The vexing question remains, however, whether Scalia is an appealing enough character to carry a two-hour show. Conservatives doubtless don't have to work at "humanizing" this dogged originalist, a role that Scalia proudly took on and hoped to take to the Chief Justice's seat, only to suffer bitter disappointment. Liberals, among whom I count myself, are generous enough, I hope, to accept Scalia's breadth as a human being, albeit with some difficulty. His love of opera helps, though in the first scene, the black-robed judge blissfully conducts a recording of the brindisi (drinking song) from "La Traviata," a song that declares "everything in the world is folly that is not pleasure." Needless to say, that was never a guiding principle of Scalia when he was about  his "main business."

Jeb Burris manages well the difficult wax-figure role of stuffy, scheming Brad.
Strand has captured the justice's hard-edged charm, but many people prefer charm that's laced with a less corrosive wit. The tussles between Cat and Nino (as friends and family called him) are animated and deep-delving. They are directed by James Still with pacing that is almost invariably rapid.

Law jargon is necessarily a part of the dialogue, but you won't need to know terms like "certs" and "stare decisis" to appreciate the interaction of judge and clerk that Strand presents, and which Woronicz and Bakari so warmly embody. Strand's artistic freedom allows him to pitch the drama on more levels than mere argumentation, as lively as that is. We learn that Cat's father, so vital to her ambition and perseverance, is dying. How that plays out in the Cat/Nino relationship falls into the spoiler category, so I'll leave that alone. Suffice it to say that the dramatic ebb and flow was skillfully fleshed out in Woronicz's and Bakari's performances Thursday night.

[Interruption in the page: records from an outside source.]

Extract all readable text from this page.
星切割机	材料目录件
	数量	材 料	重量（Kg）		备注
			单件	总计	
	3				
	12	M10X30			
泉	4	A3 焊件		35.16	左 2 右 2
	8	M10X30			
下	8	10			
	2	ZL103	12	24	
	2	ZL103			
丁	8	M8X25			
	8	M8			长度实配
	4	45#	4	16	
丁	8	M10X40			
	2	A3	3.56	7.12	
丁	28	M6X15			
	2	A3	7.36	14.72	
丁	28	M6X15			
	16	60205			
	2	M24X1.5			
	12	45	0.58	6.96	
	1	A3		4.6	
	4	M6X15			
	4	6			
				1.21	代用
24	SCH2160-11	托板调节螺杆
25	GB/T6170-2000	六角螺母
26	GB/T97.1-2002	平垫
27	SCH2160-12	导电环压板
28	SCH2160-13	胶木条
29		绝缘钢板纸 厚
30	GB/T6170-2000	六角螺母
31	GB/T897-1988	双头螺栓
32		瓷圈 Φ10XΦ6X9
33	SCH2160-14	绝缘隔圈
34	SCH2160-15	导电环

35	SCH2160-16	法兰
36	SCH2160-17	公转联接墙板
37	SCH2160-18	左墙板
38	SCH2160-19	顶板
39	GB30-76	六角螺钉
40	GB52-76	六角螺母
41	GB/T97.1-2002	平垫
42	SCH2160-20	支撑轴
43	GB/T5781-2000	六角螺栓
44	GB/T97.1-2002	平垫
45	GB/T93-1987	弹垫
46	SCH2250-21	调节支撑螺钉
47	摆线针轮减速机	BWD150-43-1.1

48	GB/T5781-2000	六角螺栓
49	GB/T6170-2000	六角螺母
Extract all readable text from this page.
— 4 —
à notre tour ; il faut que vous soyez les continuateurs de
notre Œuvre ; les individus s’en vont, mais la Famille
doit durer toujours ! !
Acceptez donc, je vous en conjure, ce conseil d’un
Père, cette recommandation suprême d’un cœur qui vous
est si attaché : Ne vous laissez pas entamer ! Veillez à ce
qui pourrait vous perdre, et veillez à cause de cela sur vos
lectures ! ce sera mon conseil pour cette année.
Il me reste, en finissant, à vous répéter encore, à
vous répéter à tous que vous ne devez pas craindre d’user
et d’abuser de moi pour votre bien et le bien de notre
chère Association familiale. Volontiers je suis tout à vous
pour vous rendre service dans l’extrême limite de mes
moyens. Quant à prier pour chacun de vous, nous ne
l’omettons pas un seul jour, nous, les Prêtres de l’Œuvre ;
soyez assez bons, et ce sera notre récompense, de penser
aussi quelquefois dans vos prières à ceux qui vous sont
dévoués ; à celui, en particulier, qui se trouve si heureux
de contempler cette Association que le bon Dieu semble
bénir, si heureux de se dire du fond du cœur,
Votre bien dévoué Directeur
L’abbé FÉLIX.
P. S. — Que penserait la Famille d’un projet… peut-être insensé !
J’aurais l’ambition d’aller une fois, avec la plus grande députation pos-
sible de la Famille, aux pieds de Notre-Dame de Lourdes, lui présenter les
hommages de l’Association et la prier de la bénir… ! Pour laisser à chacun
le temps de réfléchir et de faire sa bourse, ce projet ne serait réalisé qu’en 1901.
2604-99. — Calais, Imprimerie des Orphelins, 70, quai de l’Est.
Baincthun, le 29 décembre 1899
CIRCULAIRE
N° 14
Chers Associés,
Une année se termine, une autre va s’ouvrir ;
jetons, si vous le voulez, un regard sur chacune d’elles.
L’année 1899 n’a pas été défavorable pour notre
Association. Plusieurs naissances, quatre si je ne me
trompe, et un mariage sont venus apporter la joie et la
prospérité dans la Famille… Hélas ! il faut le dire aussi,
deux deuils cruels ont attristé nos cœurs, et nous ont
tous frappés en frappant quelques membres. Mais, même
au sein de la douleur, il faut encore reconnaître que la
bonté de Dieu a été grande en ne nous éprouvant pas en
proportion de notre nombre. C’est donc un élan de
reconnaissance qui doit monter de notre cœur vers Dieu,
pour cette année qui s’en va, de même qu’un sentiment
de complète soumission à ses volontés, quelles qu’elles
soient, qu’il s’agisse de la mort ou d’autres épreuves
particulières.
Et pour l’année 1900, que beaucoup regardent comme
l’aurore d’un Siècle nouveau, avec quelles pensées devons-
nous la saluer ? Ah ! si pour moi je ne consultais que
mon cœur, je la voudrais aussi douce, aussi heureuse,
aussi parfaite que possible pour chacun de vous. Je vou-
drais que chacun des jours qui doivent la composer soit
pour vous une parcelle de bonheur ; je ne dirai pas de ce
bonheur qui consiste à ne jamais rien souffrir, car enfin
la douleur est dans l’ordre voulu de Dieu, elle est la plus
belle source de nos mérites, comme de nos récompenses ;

Controversies that still roil the nation were particularly pertinent during the Supreme Court's 2011-2012 term, when "The Originalist" takes place. Same-sex marriage was a powderkeg issue, and Scalia assigns his brash intern the task of preparing what is sure to be his dissent. To complicate her task, the playwright brings in a confrontational eager beaver named Brad, who idolizes Scalia and has been molded by the Federalist Society, of which Scalia was faculty advisor during his University of Chicago days just before Ronald Reagan appointed him to the Supreme Court.

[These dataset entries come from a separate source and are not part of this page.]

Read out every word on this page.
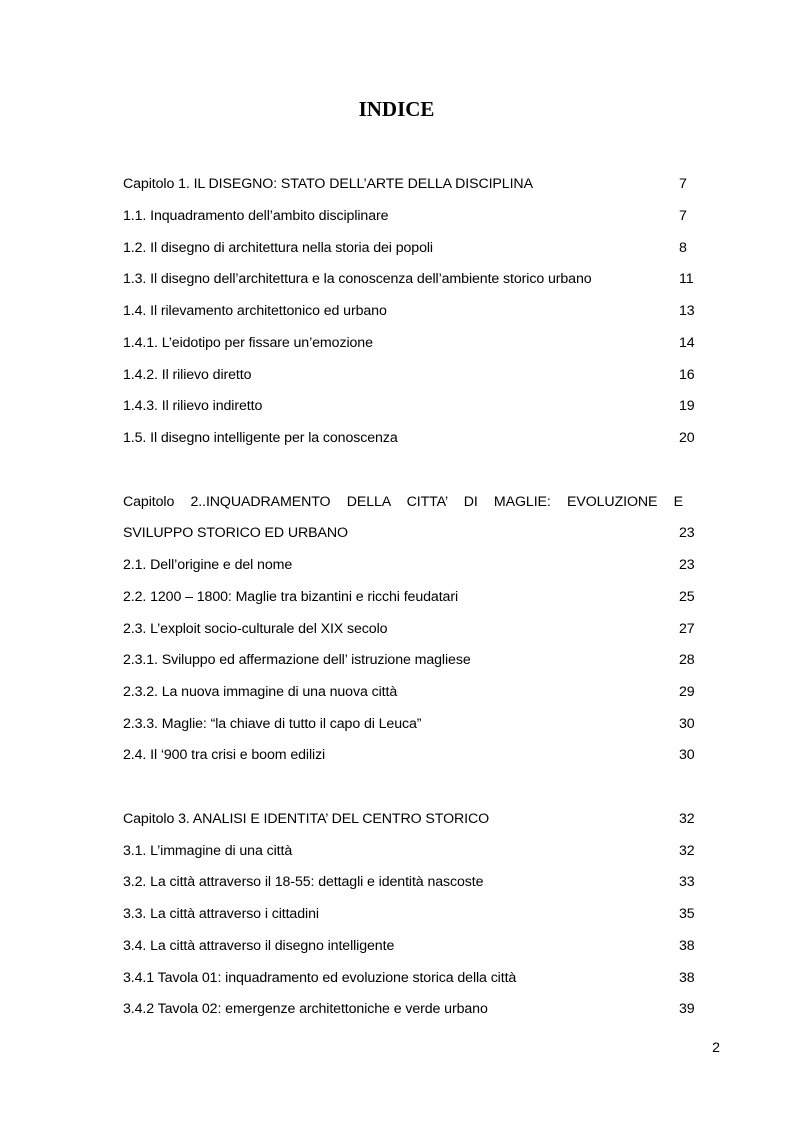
INDICE
Capitolo 1. IL DISEGNO: STATO DELL’ARTE DELLA DISCIPLINA	7
1.1. Inquadramento dell’ambito disciplinare	7
1.2. Il disegno di architettura nella storia dei popoli	8
1.3. Il disegno dell’architettura e la conoscenza dell’ambiente storico urbano	11
1.4. Il rilevamento architettonico ed urbano	13
1.4.1. L’eidotipo per fissare un’emozione	14
1.4.2. Il rilievo diretto	16
1.4.3. Il rilievo indiretto	19
1.5. Il disegno intelligente per la conoscenza	20
Capitolo 2..INQUADRAMENTO DELLA CITTA’ DI MAGLIE: EVOLUZIONE E
SVILUPPO STORICO ED URBANO	23
2.1. Dell’origine e del nome	23
2.2. 1200 – 1800: Maglie tra bizantini e ricchi feudatari	25
2.3. L’exploit socio-culturale del XIX secolo	27
2.3.1. Sviluppo ed affermazione dell’ istruzione magliese	28
2.3.2. La nuova immagine di una nuova città	29
2.3.3. Maglie: “la chiave di tutto il capo di Leuca”	30
2.4. Il ‘900 tra crisi e boom edilizi	30
Capitolo 3. ANALISI E IDENTITA’ DEL CENTRO STORICO	32
3.1. L’immagine di una città	32
3.2. La città attraverso il 18-55: dettagli e identità nascoste	33
3.3. La città attraverso i cittadini	35
3.4. La città attraverso il disegno intelligente	38
3.4.1 Tavola 01: inquadramento ed evoluzione storica della città	38
3.4.2 Tavola 02: emergenze architettoniche e verde urbano	39
2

Though played with stalwart energy by Jeb Burris, his is a thankless task, as Strand seems to have loaded on him as much villainy as possible in an effort to elevate the man Brad idolizes. It works:  in contrast to his epigone, Scalia is almost saintly, or at least godlike, like Mozart's Sarastro (whom Scalia assuredly venerated) or at least like Shakespeare's Prospero (Cat's suggestion). The mutual respect and understanding that Cat and Nino achieve would be much less believable without the repulsive figure of Brad.

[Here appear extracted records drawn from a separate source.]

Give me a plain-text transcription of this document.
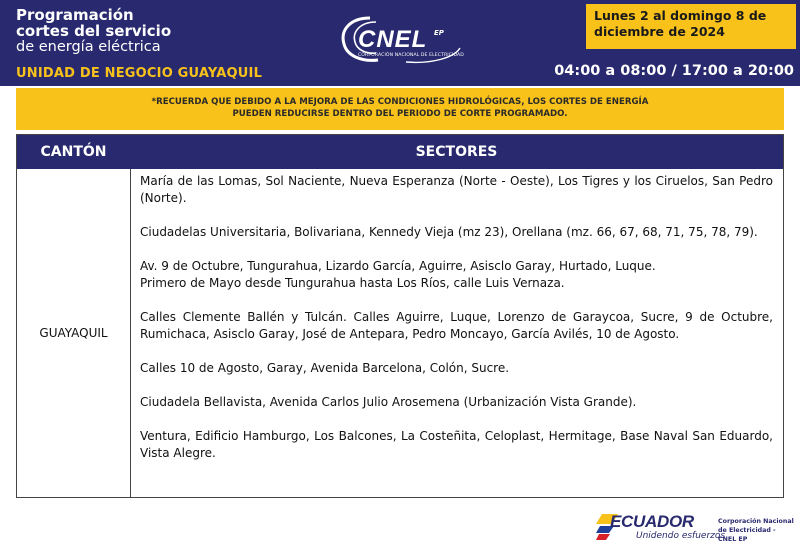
Programación
cortes del servicio
de energía eléctrica
UNIDAD DE NEGOCIO GUAYAQUIL
CNEL EP
CORPORACIÓN NACIONAL DE ELECTRICIDAD
Lunes 2 al domingo 8 de
diciembre de 2024
04:00 a 08:00 / 17:00 a 20:00
*RECUERDA QUE DEBIDO A LA MEJORA DE LAS CONDICIONES HIDROLÓGICAS, LOS CORTES DE ENERGÍA
PUEDEN REDUCIRSE DENTRO DEL PERIODO DE CORTE PROGRAMADO.
CANTÓN	SECTORES
GUAYAQUIL
María de las Lomas, Sol Naciente, Nueva Esperanza (Norte - Oeste), Los Tigres y los Ciruelos, San Pedro (Norte).
Ciudadelas Universitaria, Bolivariana, Kennedy Vieja (mz 23), Orellana (mz. 66, 67, 68, 71, 75, 78, 79).
Av. 9 de Octubre, Tungurahua, Lizardo García, Aguirre, Asisclo Garay, Hurtado, Luque.
Primero de Mayo desde Tungurahua hasta Los Ríos, calle Luis Vernaza.
Calles Clemente Ballén y Tulcán. Calles Aguirre, Luque, Lorenzo de Garaycoa, Sucre, 9 de Octubre, Rumichaca, Asisclo Garay, José de Antepara, Pedro Moncayo, García Avilés, 10 de Agosto.
Calles 10 de Agosto, Garay, Avenida Barcelona, Colón, Sucre.
Ciudadela Bellavista, Avenida Carlos Julio Arosemena (Urbanización Vista Grande).
Ventura, Edificio Hamburgo, Los Balcones, La Costeñita, Celoplast, Hermitage, Base Naval San Eduardo, Vista Alegre.
ECUADOR
Unidendo esfuerzos
Corporación Nacional
de Electricidad - CNEL EP
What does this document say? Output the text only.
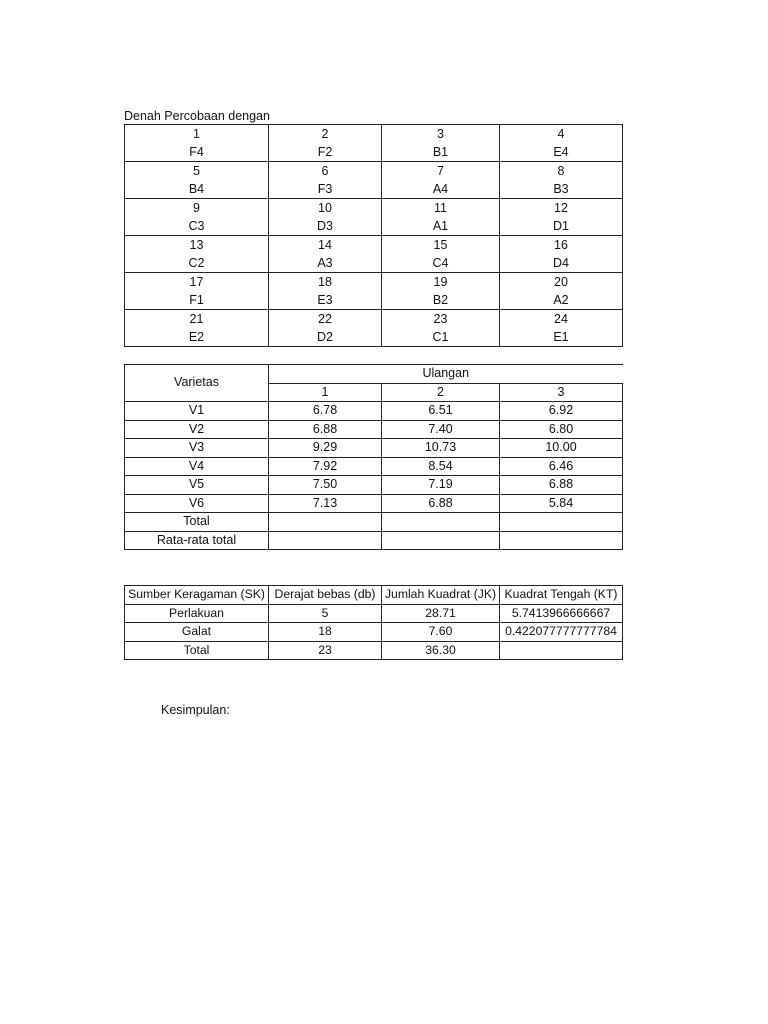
Denah Percobaan dengan
1	2	3	4
F4	F2	B1	E4
5	6	7	8
B4	F3	A4	B3
9	10	11	12
C3	D3	A1	D1
13	14	15	16
C2	A3	C4	D4
17	18	19	20
F1	E3	B2	A2
21	22	23	24
E2	D2	C1	E1
Varietas	Ulangan		
	1	2	3
V1	6.78	6.51	6.92
V2	6.88	7.40	6.80
V3	9.29	10.73	10.00
V4	7.92	8.54	6.46
V5	7.50	7.19	6.88
V6	7.13	6.88	5.84
Total			
Rata-rata total			
Sumber Keragaman (SK)	Derajat bebas (db)	Jumlah Kuadrat (JK)	Kuadrat Tengah (KT)
Perlakuan	5	28.71	5.7413966666667
Galat	18	7.60	0.422077777777784
Total	23	36.30	
Kesimpulan:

Reuben Lucas' stage picture is glowing and gilded, with large portraits of James Madison and Alexander Hamilton, chief authors of the Federalist Papers, written to sell the new Constitution to the American public. There's one image over each of the doors that are primarily entrances to the judge's chambers. I was struck by how the doors mask those founders' mouths, a deliberate hint that both men, as Lucas' program note has it, "are ever present in this world and, yet, are silent."

Indeed, the Federalist Papers describe and promote a system that barely resembles today's United States. They are essential to any American's knowledge of their country's basis. They are the beginnings of the midrash to the secular Torah that is the U.S. Constitution. In Scalia's view, they were not to be superseded, however. No more midrashim!

And this is my main difficulty with "The Originalist" and the Scalia heritage. Originalism is little more than bigotry's pixie dust: If you sprinkle it over all your prejudices and received opinions, you look like the ultimate patriot. I can't see how interpreting even a founding document so generally distinguished as the Constitution should not give some relevance to changing circumstances and to "the romance, the mystery, the irony, and the ambiguity" that inevitably enter the precincts of law when justice has to be applied and executed in people's actual lives.